Она открывает. Эшерих правильно рассчитал: после побоев и угроз его доброжелательный голос слышать приятно.
«Вы мне недавно сказали, что у вас уже давно никто ничего не писал. А посмотрите на это перо. Им писали совсем недавно, м.б. сегодня или вчера, чернила ещё не совсем засохли. Посмотрите, я могу их ногтём отковырнуть!»
«Я ничего не понимаю. Вам нужно спросить у моего мужа.»
Комиссар Эшерих смотрит на неё внимательно. «Вы всё хорошо понимаете, госпожа Квангель. Просто вы не хотите понимать, потому что вам  стало ясно, что вы уже себя выдали!»
«Из нас никто не писал» - повторяет Анна.
«И вашего мужа мне не нужно больше спрашивать, потому что он во всём сознался. Он писал открытки. А вы ему диктовали...»
«Ах, что вы сказали, Отто признался ?» - говорит Анна.
«Врежь этой стерве в морду!» - вдруг встревает Праль. «Такая наглость нам врать!»
Но комиссар не «врезает стерве в морду», а говорит:» Мы захватили вашего мужа с двумя открытками в кармане. Он не смог ничего отрицать!»
Когда Анна это слышит, она опять ужасается. И так, он всё-же взял их с собой, хотя они условились, что завтра или послезвтра она открытки пристроит. Зачем он это сделал? Это было неправильно с его стороны!
Что-то случилось с открытками? Она с усилием пытается что-то понять. Отто, конечно, ни в чём не признался, иначе бы  они не устроили здесь в квартире такой тарарам и не допрашивали бы меня...
«Почему вы не привели Отто сюда? Я не знаю, что там с открытками случилось. Почему он должен был их писать?»
Она в бессилии опускается на подушку, закрывает глаза и решает больше ничего не говорить.
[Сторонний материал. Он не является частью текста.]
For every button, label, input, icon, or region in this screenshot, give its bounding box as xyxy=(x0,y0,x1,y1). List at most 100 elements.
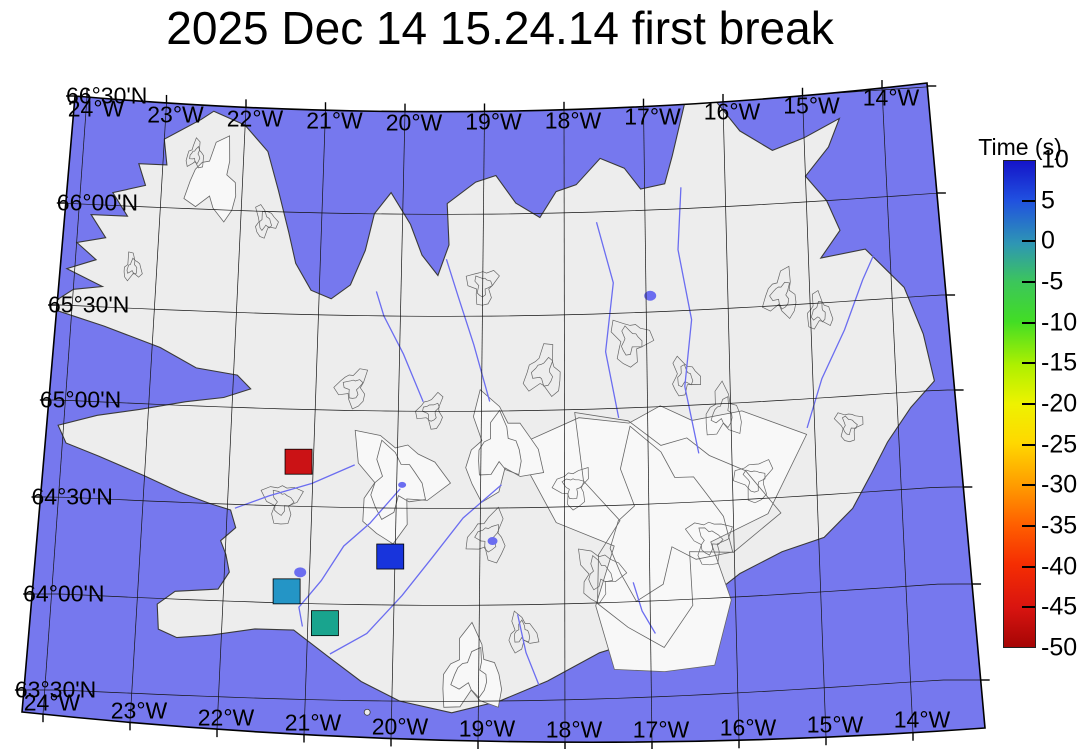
lake xyxy=(398,481,407,488)
terrain-contour xyxy=(610,319,655,368)
terrain-contour xyxy=(561,478,585,500)
map-content xyxy=(22,85,985,743)
station-marker xyxy=(376,543,405,570)
terrain-contour xyxy=(810,301,826,323)
lon-label-top: 24°W xyxy=(67,95,125,122)
terrain-contour xyxy=(578,548,628,605)
meridian-line xyxy=(722,101,740,741)
terrain-contour xyxy=(126,257,138,275)
map-canvas xyxy=(14,80,990,749)
lon-label-bottom: 14°W xyxy=(893,706,951,733)
glacier-contour xyxy=(478,409,522,476)
glacier-contour xyxy=(465,388,545,503)
colorbar-tick-label: 10 xyxy=(1041,145,1069,174)
terrain-contour xyxy=(588,554,614,591)
terrain-contour xyxy=(684,521,733,566)
colorbar-tick xyxy=(1022,199,1035,202)
lon-label-bottom: 21°W xyxy=(284,709,342,736)
terrain-contour xyxy=(185,137,204,169)
colorbar-tick xyxy=(1022,484,1035,487)
meridian-line xyxy=(477,111,485,742)
colorbar-tick-label: -35 xyxy=(1041,511,1078,540)
terrain-contour xyxy=(621,325,643,356)
glacier-contour xyxy=(183,135,237,223)
lon-label-bottom: 20°W xyxy=(371,713,429,740)
colorbar-tick-label: -30 xyxy=(1041,470,1078,499)
parallel-line xyxy=(22,583,985,606)
colorbar-tick xyxy=(1022,321,1035,324)
lake xyxy=(487,537,498,546)
colorbar-tick-label: -45 xyxy=(1041,592,1078,621)
terrain-contour xyxy=(260,485,304,525)
colorbar-tick xyxy=(1022,525,1035,527)
river xyxy=(632,582,656,634)
colorbar-tick-label: -10 xyxy=(1041,308,1078,337)
colorbar-tick xyxy=(1022,403,1035,405)
meridian-line xyxy=(802,95,827,738)
colorbar-tick-label: -25 xyxy=(1041,430,1078,459)
glacier-contour xyxy=(450,646,488,699)
terrain-contour xyxy=(531,356,554,387)
terrain-contour xyxy=(551,467,589,511)
colorbar-tick-label: -40 xyxy=(1041,552,1078,581)
station-marker xyxy=(284,448,313,475)
parallel-line xyxy=(22,679,985,702)
colorbar-tick xyxy=(1022,240,1035,243)
terrain-contour xyxy=(474,524,499,553)
terrain-contour xyxy=(189,145,201,164)
terrain-contour xyxy=(705,380,742,436)
lon-label-top: 19°W xyxy=(465,108,522,135)
meridian-line xyxy=(303,110,326,735)
lat-label: 66°00'N xyxy=(56,189,139,216)
colorbar-tick xyxy=(1022,606,1035,609)
station-marker xyxy=(311,610,339,637)
terrain-contour xyxy=(710,396,733,429)
terrain-contour xyxy=(733,459,774,504)
lake xyxy=(294,567,307,578)
lon-label-top: 17°W xyxy=(624,103,681,130)
river xyxy=(806,254,875,429)
meridian-line xyxy=(129,102,167,723)
colorbar-title: Time (s) xyxy=(978,134,1062,160)
lon-label-top: 15°W xyxy=(783,92,840,119)
lake xyxy=(644,290,657,301)
lon-label-bottom: 17°W xyxy=(632,716,690,743)
river xyxy=(516,614,540,686)
colorbar-tick xyxy=(1022,362,1035,365)
glacier-contour xyxy=(574,412,782,649)
terrain-contour xyxy=(342,379,364,399)
lat-label: 65°30'N xyxy=(48,291,130,318)
glacier-contour xyxy=(370,439,426,520)
lon-label-top: 23°W xyxy=(147,101,204,128)
lat-label: 65°00'N xyxy=(39,386,122,413)
terrain-contour xyxy=(465,269,500,306)
river xyxy=(677,187,700,454)
lon-label-top: 21°W xyxy=(306,107,363,134)
river xyxy=(298,488,401,627)
terrain-contour xyxy=(672,355,701,397)
colorbar-tick-label: 0 xyxy=(1041,226,1055,255)
lon-label-top: 18°W xyxy=(544,107,602,134)
river xyxy=(329,484,502,655)
terrain-contour xyxy=(769,281,790,310)
colorbar-tick xyxy=(1022,565,1035,568)
terrain-contour xyxy=(123,251,143,282)
colorbar-tick xyxy=(1022,281,1035,283)
parallel-line xyxy=(22,192,976,215)
meridian-line xyxy=(42,97,88,715)
terrain-contour xyxy=(514,619,530,643)
terrain-contour xyxy=(742,469,766,493)
meridian-line xyxy=(390,111,406,739)
offshore-island xyxy=(363,708,371,716)
terrain-contour xyxy=(761,265,797,320)
station-marker xyxy=(272,578,301,605)
parallel-line xyxy=(22,294,983,317)
lat-label: 63°30'N xyxy=(14,676,97,703)
lon-label-bottom: 18°W xyxy=(545,716,603,743)
meridian-line xyxy=(563,109,566,743)
lon-label-top: 22°W xyxy=(226,105,284,132)
terrain-contour xyxy=(272,489,295,516)
lon-label-top: 14°W xyxy=(862,84,920,111)
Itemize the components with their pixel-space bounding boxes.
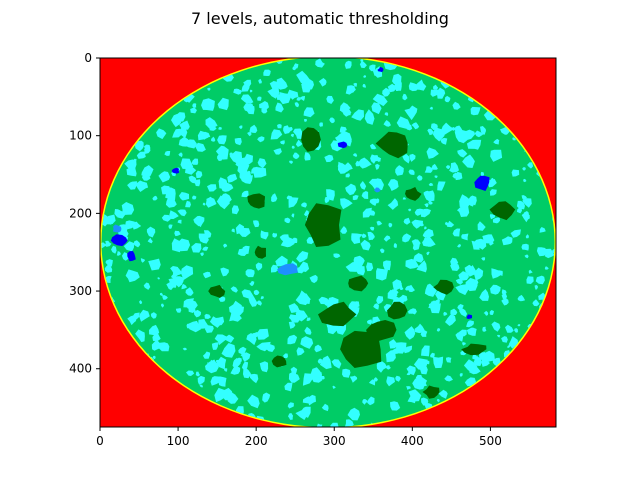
y-tick-label: 400 <box>69 362 92 376</box>
grain <box>521 244 528 251</box>
y-axis: 0 100 200 300 400 <box>69 51 100 376</box>
x-tick-label: 400 <box>401 434 424 448</box>
x-tick-label: 200 <box>245 434 268 448</box>
x-tick-label: 100 <box>167 434 190 448</box>
x-tick-label: 0 <box>96 434 104 448</box>
grain <box>376 268 388 281</box>
grain <box>218 376 226 386</box>
grain <box>319 122 323 126</box>
y-tick-label: 100 <box>69 129 92 143</box>
chart-title: 7 levels, automatic thresholding <box>191 9 449 28</box>
y-tick-label: 300 <box>69 284 92 298</box>
x-axis: 0 100 200 300 400 500 <box>96 427 502 448</box>
x-tick-label: 500 <box>479 434 502 448</box>
y-tick-label: 0 <box>84 51 92 65</box>
y-tick-label: 200 <box>69 206 92 220</box>
grain <box>263 70 271 76</box>
grain <box>342 369 350 378</box>
x-tick-label: 300 <box>323 434 346 448</box>
plot-area <box>99 55 558 430</box>
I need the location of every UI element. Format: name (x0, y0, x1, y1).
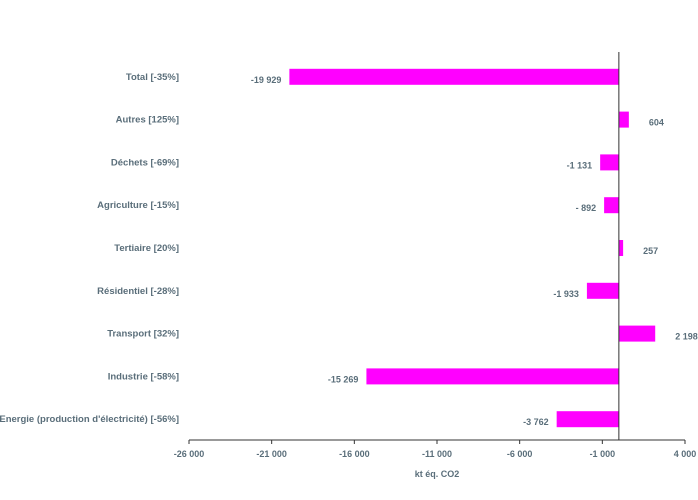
category-label-4: Tertiaire [20%] (114, 243, 179, 254)
category-label-1: Autres [125%] (116, 115, 179, 126)
value-label-4: 257 (643, 246, 658, 256)
x-tick-label-3: -11 000 (422, 449, 452, 459)
value-label-5: -1 933 (553, 289, 579, 299)
bar-6 (618, 325, 656, 342)
x-axis-title: kt éq. CO2 (415, 469, 460, 479)
bar-2 (600, 154, 619, 171)
category-label-3: Agriculture [-15%] (97, 200, 179, 211)
category-label-2: Déchets [-69%] (111, 157, 179, 168)
bar-7 (366, 368, 619, 385)
x-tick-label-0: -26 000 (174, 449, 205, 459)
bar-1 (618, 111, 629, 128)
x-axis: -26 000 -21 000 -16 000 -11 000 -6 000 -1 000… (174, 52, 697, 459)
value-label-8: -3 762 (523, 417, 549, 427)
bar-4 (618, 240, 624, 256)
x-tick-label-6: 4 000 (674, 449, 697, 459)
category-label-0: Total [-35%] (126, 72, 179, 83)
bar-3 (604, 197, 619, 214)
category-label-7: Industrie [-58%] (108, 371, 179, 382)
bars (289, 68, 656, 428)
value-label-7: -15 269 (328, 374, 359, 384)
x-tick-label-4: -6 000 (507, 449, 533, 459)
value-label-2: -1 131 (567, 160, 593, 170)
bar-0 (289, 68, 619, 85)
x-tick-label-2: -16 000 (339, 449, 370, 459)
bar-8 (556, 411, 619, 428)
category-label-6: Transport [32%] (107, 329, 179, 340)
x-tick-label-5: -1 000 (590, 449, 616, 459)
value-label-3: - 892 (576, 203, 597, 213)
category-label-5: Résidentiel [-28%] (97, 286, 179, 297)
value-label-6: 2 198 (675, 332, 698, 342)
category-labels: Total [-35%] Autres [125%] Déchets [-69%] A… (0, 72, 179, 425)
bar-5 (586, 282, 619, 299)
value-label-0: -19 929 (251, 75, 282, 85)
value-label-1: 604 (649, 118, 664, 128)
x-tick-label-1: -21 000 (256, 449, 287, 459)
category-label-8: Energie (production d'électricité) [-56%… (0, 414, 179, 425)
value-labels: -19 929 604 -1 131 - 892 257 -1 933 2 198 -15 2… (251, 75, 698, 427)
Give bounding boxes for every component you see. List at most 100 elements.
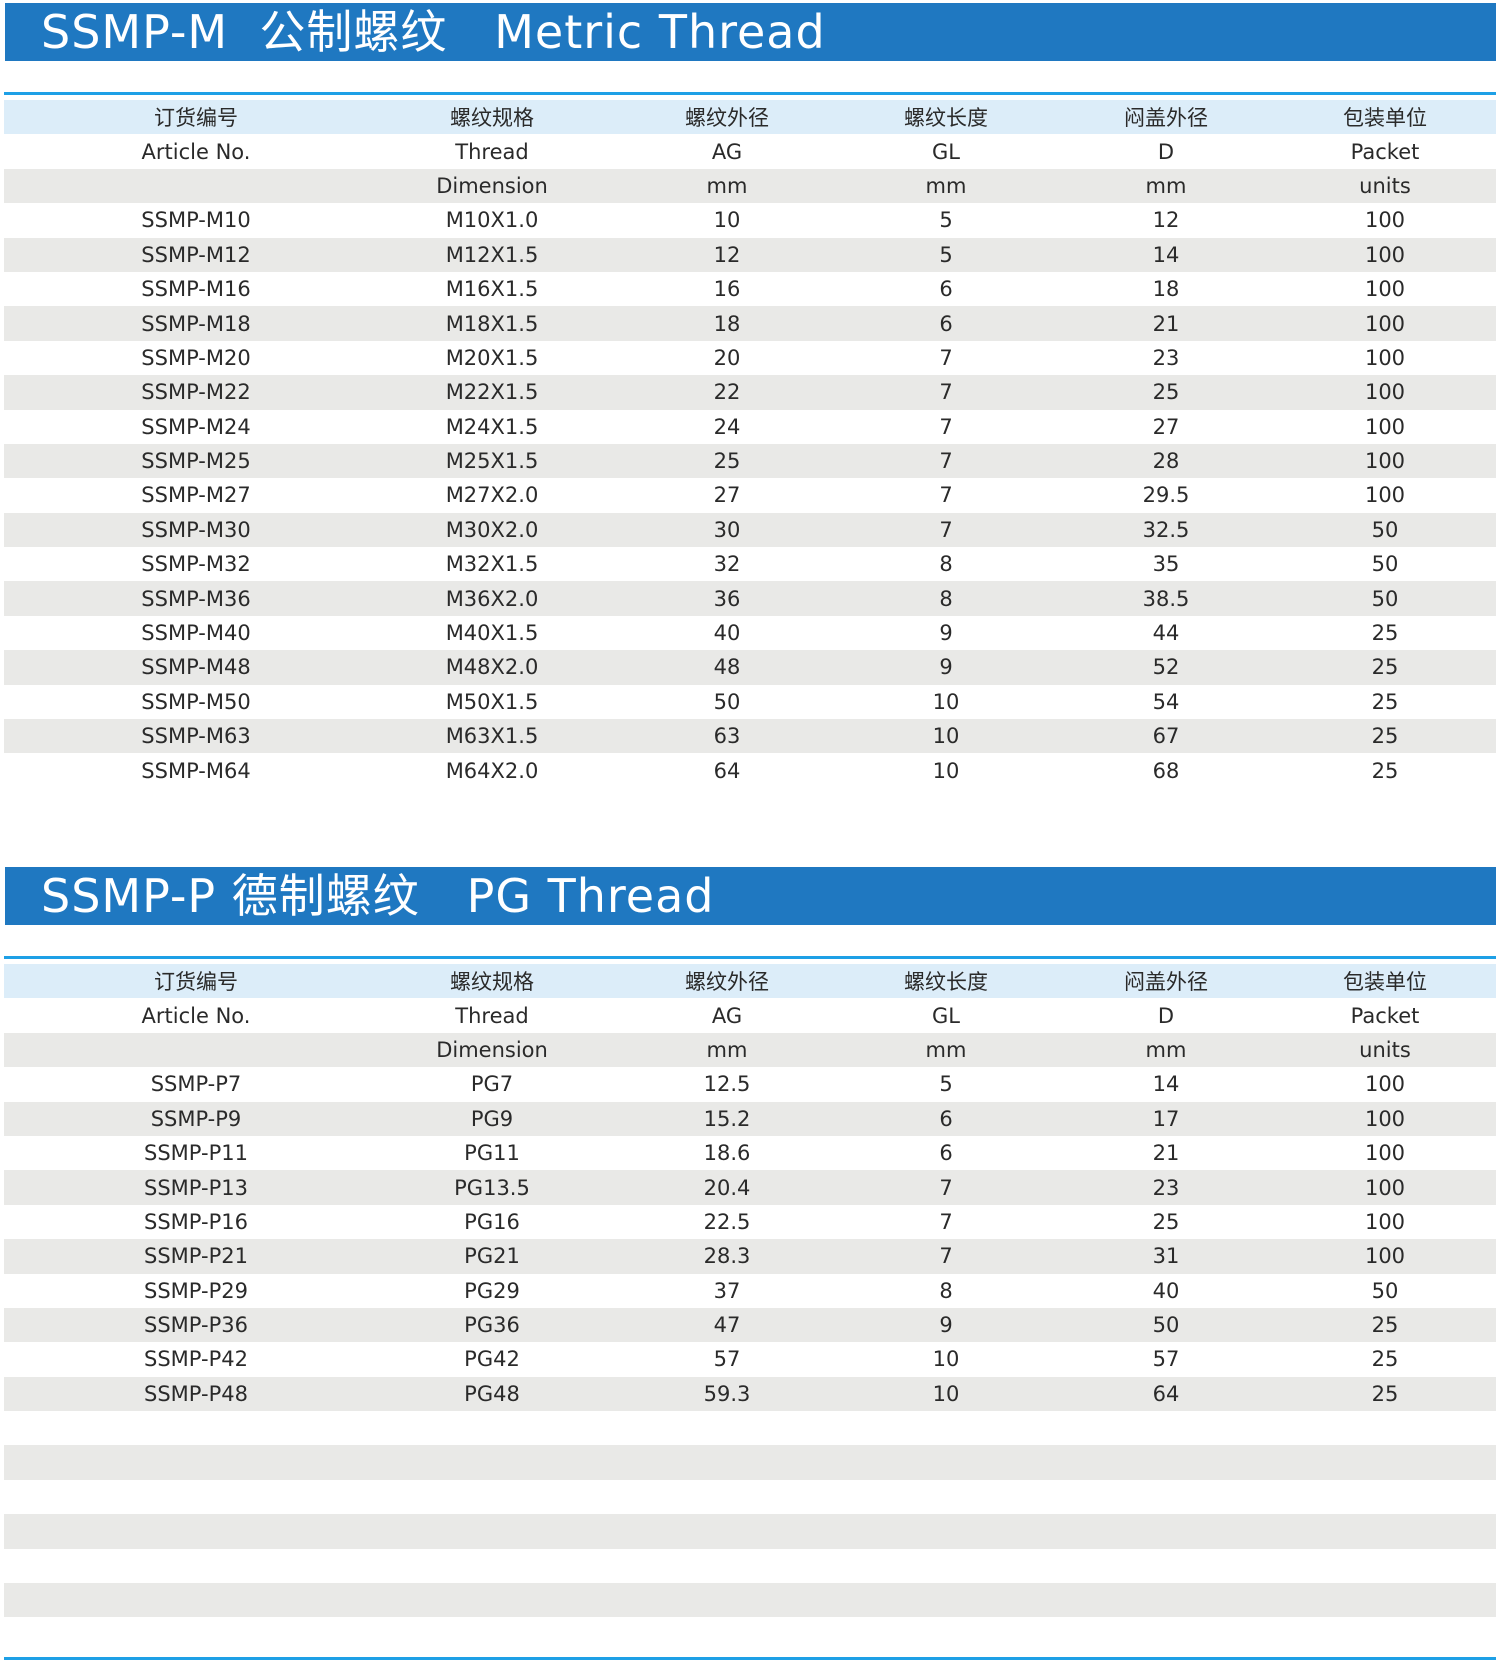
column-header: mm (1145, 173, 1187, 198)
table-cell: M24X1.5 (445, 414, 539, 439)
column-header: 螺纹外径 (685, 106, 769, 131)
table-cell: 37 (713, 1278, 741, 1303)
table-cell: 100 (1364, 277, 1406, 302)
empty-row (4, 1479, 1496, 1515)
table-cell: 38.5 (1142, 586, 1190, 611)
table-cell: SSMP-M16 (141, 277, 251, 302)
table-cell: PG11 (464, 1141, 520, 1166)
bottom-divider (4, 1657, 1496, 1660)
table-cell: M18X1.5 (445, 311, 539, 336)
column-header: 螺纹长度 (904, 106, 988, 131)
column-header: Article No. (141, 139, 251, 164)
column-header: Packet (1350, 139, 1420, 164)
table-cell: 8 (939, 586, 953, 611)
table-cell: SSMP-P48 (144, 1381, 248, 1406)
table-cell: PG21 (464, 1244, 520, 1269)
table-cell: 8 (939, 1278, 953, 1303)
table-cell: 10 (713, 208, 741, 233)
table-cell: SSMP-M18 (141, 311, 251, 336)
metric-thread-table: 订货编号 螺纹规格 螺纹外径 螺纹长度 闷盖外径 包装单位 Article No. Threa… (4, 100, 1496, 788)
table-cell: 35 (1152, 552, 1180, 577)
column-header: 螺纹长度 (904, 970, 988, 995)
table-row: SSMP-M30 M30X2.0 30 7 32.5 50 (4, 512, 1496, 548)
table-cell: M16X1.5 (445, 277, 539, 302)
table-cell: SSMP-M24 (141, 414, 251, 439)
column-header: 螺纹外径 (685, 970, 769, 995)
table-cell: SSMP-P11 (144, 1141, 248, 1166)
table-cell: 25 (713, 449, 741, 474)
column-header: 订货编号 (154, 106, 238, 131)
table-cell: 50 (1371, 517, 1399, 542)
table-cell: 10 (932, 689, 960, 714)
table-cell: SSMP-P13 (144, 1175, 248, 1200)
table-cell: 59.3 (703, 1381, 751, 1406)
empty-row (4, 1583, 1496, 1618)
table-cell: SSMP-P7 (150, 1072, 242, 1097)
table-cell: 23 (1152, 1175, 1180, 1200)
table-cell: M27X2.0 (445, 483, 539, 508)
table-row: SSMP-M25 M25X1.5 25 7 28 100 (4, 443, 1496, 479)
table-cell: PG16 (464, 1209, 520, 1234)
pg-thread-table: 订货编号 螺纹规格 螺纹外径 螺纹长度 闷盖外径 包装单位 Article No. Threa… (4, 964, 1496, 1652)
table-cell: 100 (1364, 208, 1406, 233)
column-header: AG (711, 139, 743, 164)
table-cell: 6 (939, 277, 953, 302)
table-cell: 63 (713, 724, 741, 749)
table-row: SSMP-P9 PG9 15.2 6 17 100 (4, 1101, 1496, 1136)
table-cell: 67 (1152, 724, 1180, 749)
column-header: 闷盖外径 (1124, 106, 1208, 131)
column-header: 订货编号 (154, 970, 238, 995)
table-cell: 50 (1371, 552, 1399, 577)
table-cell: 50 (1371, 1278, 1399, 1303)
table-cell: 27 (713, 483, 741, 508)
table-cell: 100 (1364, 242, 1406, 267)
table-cell: SSMP-M36 (141, 586, 251, 611)
table-cell: 10 (932, 724, 960, 749)
column-header: mm (925, 1037, 967, 1062)
table-cell: 100 (1364, 1106, 1406, 1131)
table-cell: 12 (713, 242, 741, 267)
table-cell: 40 (713, 621, 741, 646)
column-header: Thread (455, 1003, 529, 1028)
table-cell: M20X1.5 (445, 345, 539, 370)
table-cell: 25 (1371, 655, 1399, 680)
column-header: D (1157, 1003, 1175, 1028)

Комиссар бросает на неё задумчивый взгляд. Женщина измучена, это ему видно. В настоящий момент от неё мало чего можно добиться. Он  зовёт двоих из своей команды и приказывает:»Положите женщину в другую постель и обыщителе внимательно эту! Пожалуйте, господин  Праль!» - указывает своему начальнику  рукой в комнату.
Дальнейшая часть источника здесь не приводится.